Anomalous heat induced by deuterium flux in a bunch of long-thin palladium tubes using PID method for calorimetry
Abstract
In 15-year continuous experiments, gas-loading deuterium-palladium system has evolved from a long-thin palladium wire to a bunch of long-thin palladium tubes. Calorimetric analysis has evolved from high precision Seebeck micro-calorimeter (C-80) [1] to a high precision digital power supply controlled by a PID system. Triggering mechanism has evolved from pumping outside the palladium tube to pumping inside the palladium tubes. The pure palladium wire has evolved to quaternary alloy tubes (Pd-Ag-Au-Ni). Anomalous heat has been induced by a deuterium flux through the thin wall of the palladium tubes. It lasted several hours. It manifested itself as a spontaneous oscillation of temperature with an exponentially growing amplitude first. The maximum temperature has been extended from 1200C to 1500C. A flow-calorimeter is going to apply for confirmation of this anomalous heat effect. This anomalous heat effect in deuterium-palladium has a positive temperature coefficient.

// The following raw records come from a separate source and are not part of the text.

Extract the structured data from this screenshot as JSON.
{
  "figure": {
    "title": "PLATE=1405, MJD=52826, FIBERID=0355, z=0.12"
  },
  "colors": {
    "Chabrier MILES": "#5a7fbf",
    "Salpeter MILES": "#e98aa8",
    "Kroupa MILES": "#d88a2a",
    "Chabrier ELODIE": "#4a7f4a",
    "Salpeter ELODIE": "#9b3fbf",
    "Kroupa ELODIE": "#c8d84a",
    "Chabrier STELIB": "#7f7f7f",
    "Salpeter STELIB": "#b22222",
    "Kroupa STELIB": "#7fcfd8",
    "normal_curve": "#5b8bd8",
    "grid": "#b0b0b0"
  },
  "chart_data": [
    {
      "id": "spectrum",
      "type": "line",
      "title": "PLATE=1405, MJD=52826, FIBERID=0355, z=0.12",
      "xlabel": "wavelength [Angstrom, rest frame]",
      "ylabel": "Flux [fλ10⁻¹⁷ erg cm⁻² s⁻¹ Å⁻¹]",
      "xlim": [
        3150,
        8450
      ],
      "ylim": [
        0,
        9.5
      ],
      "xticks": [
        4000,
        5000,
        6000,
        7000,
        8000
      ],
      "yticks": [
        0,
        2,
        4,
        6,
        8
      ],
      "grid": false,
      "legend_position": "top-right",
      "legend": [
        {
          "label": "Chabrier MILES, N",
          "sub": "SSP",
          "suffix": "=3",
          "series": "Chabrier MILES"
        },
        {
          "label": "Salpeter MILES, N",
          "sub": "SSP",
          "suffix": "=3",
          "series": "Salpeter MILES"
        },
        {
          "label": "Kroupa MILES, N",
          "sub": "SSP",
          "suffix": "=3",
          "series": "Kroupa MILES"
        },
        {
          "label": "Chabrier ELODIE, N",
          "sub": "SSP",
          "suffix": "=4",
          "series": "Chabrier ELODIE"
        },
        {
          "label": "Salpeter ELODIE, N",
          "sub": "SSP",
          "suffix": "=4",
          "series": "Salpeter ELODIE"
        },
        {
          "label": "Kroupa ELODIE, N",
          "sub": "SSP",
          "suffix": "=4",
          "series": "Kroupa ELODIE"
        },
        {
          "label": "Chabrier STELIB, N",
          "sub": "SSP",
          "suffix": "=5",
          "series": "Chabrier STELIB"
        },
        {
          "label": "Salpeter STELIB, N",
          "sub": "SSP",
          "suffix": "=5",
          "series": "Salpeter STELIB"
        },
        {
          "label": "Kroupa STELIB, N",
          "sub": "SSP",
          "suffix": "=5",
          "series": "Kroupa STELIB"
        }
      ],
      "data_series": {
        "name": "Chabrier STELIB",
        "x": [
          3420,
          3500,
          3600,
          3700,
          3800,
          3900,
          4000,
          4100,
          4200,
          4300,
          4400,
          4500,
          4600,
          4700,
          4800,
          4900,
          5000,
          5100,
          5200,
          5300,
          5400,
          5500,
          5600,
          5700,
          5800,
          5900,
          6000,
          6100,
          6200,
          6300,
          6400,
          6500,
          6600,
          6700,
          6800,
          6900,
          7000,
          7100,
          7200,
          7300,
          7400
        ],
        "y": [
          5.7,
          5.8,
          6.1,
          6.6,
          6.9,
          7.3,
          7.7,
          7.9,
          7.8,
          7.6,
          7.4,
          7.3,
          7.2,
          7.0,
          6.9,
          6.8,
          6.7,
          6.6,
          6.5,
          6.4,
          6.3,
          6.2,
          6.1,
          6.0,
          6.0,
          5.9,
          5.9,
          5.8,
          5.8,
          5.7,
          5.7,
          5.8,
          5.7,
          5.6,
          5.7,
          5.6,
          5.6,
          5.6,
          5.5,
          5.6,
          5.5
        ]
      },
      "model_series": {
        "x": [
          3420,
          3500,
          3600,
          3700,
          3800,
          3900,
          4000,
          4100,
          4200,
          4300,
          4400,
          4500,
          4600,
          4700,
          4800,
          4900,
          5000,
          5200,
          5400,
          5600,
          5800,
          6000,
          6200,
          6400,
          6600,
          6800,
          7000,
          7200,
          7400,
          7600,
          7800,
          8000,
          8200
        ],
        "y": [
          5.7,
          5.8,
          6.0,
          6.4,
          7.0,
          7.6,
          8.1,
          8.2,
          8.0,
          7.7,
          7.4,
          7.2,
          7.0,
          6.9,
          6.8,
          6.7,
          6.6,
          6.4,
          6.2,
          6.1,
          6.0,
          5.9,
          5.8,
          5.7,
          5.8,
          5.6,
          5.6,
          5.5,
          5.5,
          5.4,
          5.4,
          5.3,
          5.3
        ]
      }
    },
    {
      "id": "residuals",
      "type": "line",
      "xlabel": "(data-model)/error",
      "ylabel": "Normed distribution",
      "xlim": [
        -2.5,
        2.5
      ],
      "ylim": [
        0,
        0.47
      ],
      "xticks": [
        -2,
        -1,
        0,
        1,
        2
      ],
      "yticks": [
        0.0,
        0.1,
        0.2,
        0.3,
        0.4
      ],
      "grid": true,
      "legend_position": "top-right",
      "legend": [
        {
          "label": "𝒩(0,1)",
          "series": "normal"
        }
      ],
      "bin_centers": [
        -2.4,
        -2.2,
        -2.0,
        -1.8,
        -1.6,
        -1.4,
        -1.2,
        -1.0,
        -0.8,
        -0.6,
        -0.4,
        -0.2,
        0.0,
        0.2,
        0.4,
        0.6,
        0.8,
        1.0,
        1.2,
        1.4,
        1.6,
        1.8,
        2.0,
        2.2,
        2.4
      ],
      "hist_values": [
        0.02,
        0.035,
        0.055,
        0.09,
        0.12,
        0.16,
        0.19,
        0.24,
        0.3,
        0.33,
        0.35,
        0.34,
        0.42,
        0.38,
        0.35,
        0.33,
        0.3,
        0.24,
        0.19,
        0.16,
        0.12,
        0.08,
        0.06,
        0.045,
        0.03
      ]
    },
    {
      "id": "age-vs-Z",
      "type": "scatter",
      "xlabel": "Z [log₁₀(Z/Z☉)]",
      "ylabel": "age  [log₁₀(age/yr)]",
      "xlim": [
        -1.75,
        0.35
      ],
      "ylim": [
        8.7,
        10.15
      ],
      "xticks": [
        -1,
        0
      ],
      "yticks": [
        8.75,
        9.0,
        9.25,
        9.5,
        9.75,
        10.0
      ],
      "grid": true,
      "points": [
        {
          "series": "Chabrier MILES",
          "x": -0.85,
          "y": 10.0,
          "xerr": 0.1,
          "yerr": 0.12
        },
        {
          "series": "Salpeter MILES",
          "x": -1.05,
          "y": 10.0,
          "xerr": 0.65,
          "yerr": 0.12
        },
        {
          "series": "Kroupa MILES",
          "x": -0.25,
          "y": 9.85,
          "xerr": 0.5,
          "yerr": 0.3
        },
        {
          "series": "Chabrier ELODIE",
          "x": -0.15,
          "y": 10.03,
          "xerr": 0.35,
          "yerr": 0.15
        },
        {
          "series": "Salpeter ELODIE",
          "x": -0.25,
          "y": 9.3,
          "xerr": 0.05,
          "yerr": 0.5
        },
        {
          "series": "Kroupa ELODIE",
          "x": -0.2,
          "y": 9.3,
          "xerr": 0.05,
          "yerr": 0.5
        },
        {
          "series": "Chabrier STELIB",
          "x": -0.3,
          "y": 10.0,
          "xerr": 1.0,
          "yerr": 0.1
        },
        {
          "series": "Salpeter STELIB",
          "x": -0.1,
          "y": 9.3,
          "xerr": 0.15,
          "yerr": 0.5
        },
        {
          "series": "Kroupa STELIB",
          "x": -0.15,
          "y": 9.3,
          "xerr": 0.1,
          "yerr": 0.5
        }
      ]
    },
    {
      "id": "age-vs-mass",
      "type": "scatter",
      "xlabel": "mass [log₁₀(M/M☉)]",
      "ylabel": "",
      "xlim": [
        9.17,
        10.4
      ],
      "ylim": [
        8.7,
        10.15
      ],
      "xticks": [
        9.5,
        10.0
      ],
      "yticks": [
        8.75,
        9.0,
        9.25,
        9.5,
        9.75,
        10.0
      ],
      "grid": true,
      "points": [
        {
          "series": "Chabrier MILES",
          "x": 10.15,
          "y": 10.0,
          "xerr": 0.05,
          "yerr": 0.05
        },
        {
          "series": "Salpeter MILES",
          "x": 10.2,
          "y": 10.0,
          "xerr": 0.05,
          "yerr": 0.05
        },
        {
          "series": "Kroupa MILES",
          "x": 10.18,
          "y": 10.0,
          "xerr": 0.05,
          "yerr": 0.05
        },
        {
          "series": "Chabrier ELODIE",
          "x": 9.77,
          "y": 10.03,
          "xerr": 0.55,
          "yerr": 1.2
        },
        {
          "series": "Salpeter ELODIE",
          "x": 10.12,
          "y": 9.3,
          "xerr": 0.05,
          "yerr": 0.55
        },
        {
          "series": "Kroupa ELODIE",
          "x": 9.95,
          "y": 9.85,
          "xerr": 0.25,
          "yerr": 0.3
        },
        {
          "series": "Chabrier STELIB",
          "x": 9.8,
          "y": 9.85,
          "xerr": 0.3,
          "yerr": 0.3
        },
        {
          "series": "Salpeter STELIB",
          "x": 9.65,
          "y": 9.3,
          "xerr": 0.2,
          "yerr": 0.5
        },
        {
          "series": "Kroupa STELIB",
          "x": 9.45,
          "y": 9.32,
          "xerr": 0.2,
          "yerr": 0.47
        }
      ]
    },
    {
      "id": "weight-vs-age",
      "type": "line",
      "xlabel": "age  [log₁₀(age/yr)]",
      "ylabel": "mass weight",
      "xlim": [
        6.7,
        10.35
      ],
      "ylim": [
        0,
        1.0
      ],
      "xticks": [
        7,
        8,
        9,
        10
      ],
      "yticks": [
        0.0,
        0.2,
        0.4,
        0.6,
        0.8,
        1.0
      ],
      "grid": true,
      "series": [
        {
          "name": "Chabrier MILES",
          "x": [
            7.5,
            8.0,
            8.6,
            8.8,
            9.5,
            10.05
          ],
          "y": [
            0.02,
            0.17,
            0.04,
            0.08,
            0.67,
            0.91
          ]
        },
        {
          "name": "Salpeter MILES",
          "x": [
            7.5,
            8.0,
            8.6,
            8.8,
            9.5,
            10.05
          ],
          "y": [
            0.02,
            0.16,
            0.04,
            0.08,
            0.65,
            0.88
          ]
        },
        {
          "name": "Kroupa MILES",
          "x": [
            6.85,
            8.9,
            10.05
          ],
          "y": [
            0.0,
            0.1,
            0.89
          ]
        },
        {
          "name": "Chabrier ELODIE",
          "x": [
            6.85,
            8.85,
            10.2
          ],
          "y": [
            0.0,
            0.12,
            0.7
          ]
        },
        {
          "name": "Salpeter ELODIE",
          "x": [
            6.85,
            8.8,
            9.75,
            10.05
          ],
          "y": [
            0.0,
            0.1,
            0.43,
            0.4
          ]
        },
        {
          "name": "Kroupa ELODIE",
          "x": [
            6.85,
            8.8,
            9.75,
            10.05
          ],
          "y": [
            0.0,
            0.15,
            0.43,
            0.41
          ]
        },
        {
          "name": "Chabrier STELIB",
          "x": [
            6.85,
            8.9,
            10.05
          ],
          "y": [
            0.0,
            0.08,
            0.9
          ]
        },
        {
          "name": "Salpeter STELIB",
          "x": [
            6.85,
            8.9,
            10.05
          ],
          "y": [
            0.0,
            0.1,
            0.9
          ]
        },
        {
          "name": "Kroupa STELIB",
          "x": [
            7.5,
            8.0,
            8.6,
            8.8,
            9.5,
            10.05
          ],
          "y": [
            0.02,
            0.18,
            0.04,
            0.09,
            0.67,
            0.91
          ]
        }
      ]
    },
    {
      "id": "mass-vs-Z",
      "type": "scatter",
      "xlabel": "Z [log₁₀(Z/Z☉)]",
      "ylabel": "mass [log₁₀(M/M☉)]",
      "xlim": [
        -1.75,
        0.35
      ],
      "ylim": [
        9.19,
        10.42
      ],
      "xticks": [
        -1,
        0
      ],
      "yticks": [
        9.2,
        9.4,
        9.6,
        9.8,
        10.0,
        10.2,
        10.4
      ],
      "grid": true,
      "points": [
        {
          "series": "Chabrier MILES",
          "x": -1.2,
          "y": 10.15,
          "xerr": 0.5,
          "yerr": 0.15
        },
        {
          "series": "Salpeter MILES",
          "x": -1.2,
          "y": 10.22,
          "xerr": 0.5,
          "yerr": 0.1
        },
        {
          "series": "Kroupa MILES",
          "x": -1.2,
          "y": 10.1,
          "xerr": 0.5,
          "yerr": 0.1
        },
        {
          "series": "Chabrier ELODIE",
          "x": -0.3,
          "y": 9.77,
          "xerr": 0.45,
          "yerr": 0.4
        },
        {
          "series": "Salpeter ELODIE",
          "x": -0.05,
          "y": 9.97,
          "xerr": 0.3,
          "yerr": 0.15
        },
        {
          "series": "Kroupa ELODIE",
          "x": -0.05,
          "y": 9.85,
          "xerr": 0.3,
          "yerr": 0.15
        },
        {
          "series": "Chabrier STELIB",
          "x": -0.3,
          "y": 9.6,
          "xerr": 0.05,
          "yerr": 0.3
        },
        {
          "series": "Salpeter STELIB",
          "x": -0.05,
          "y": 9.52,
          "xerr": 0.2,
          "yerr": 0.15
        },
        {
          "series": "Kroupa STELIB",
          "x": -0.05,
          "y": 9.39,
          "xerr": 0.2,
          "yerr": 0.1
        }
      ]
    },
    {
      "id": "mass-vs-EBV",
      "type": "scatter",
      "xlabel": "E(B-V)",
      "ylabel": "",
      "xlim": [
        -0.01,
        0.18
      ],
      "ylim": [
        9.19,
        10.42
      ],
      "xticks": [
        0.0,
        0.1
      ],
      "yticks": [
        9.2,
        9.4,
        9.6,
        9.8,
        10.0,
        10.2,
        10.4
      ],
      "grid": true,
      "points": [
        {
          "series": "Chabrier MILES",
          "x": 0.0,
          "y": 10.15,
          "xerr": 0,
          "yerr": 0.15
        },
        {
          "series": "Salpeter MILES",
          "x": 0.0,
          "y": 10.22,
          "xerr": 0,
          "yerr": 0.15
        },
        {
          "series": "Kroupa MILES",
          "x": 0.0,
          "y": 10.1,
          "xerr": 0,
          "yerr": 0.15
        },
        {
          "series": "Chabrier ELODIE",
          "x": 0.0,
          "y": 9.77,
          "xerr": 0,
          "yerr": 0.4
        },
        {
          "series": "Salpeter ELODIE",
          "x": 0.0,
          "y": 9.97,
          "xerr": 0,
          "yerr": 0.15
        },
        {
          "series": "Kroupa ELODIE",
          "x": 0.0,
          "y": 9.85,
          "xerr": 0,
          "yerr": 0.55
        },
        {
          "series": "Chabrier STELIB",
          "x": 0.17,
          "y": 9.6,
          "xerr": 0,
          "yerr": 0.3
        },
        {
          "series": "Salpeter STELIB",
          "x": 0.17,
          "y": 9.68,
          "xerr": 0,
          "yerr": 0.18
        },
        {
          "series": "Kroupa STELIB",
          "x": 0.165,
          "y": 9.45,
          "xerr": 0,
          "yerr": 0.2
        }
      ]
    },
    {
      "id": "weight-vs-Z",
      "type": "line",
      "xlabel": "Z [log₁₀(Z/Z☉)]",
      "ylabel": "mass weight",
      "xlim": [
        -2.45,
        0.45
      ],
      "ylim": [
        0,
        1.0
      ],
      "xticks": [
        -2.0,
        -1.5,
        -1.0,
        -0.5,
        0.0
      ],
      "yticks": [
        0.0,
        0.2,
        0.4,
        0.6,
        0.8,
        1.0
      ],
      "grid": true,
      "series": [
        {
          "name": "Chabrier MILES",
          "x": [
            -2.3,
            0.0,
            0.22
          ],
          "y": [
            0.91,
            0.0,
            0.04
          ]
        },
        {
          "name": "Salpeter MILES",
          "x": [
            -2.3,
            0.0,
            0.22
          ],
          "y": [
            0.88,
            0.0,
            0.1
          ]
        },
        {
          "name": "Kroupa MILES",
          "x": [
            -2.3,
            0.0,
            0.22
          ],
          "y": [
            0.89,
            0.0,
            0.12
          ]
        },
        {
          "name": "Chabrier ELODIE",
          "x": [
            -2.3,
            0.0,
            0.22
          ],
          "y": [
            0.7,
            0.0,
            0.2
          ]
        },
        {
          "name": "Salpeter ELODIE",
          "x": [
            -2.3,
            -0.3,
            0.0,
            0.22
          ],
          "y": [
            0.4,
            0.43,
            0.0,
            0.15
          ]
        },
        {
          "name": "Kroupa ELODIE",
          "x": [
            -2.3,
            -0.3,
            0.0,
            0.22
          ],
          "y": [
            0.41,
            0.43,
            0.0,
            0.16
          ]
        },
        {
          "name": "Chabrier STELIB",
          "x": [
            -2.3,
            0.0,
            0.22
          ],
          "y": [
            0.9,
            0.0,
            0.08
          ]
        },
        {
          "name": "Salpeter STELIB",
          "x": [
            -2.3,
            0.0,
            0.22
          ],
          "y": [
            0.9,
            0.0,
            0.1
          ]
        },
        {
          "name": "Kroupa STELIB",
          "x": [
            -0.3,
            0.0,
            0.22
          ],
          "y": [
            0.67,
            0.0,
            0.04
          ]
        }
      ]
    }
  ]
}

It would have had driven the system unstable if there had been no PID controlled power supply. An anomaly in the Ni-Cr heating wire has been identified in the deuterium gas after heating around 1500C. It appears as a negative temperature coefficient of electrical resistance with anomalously large magnitude. This heating feature constitutes the seeds of a spontaneous oscillation of temperature.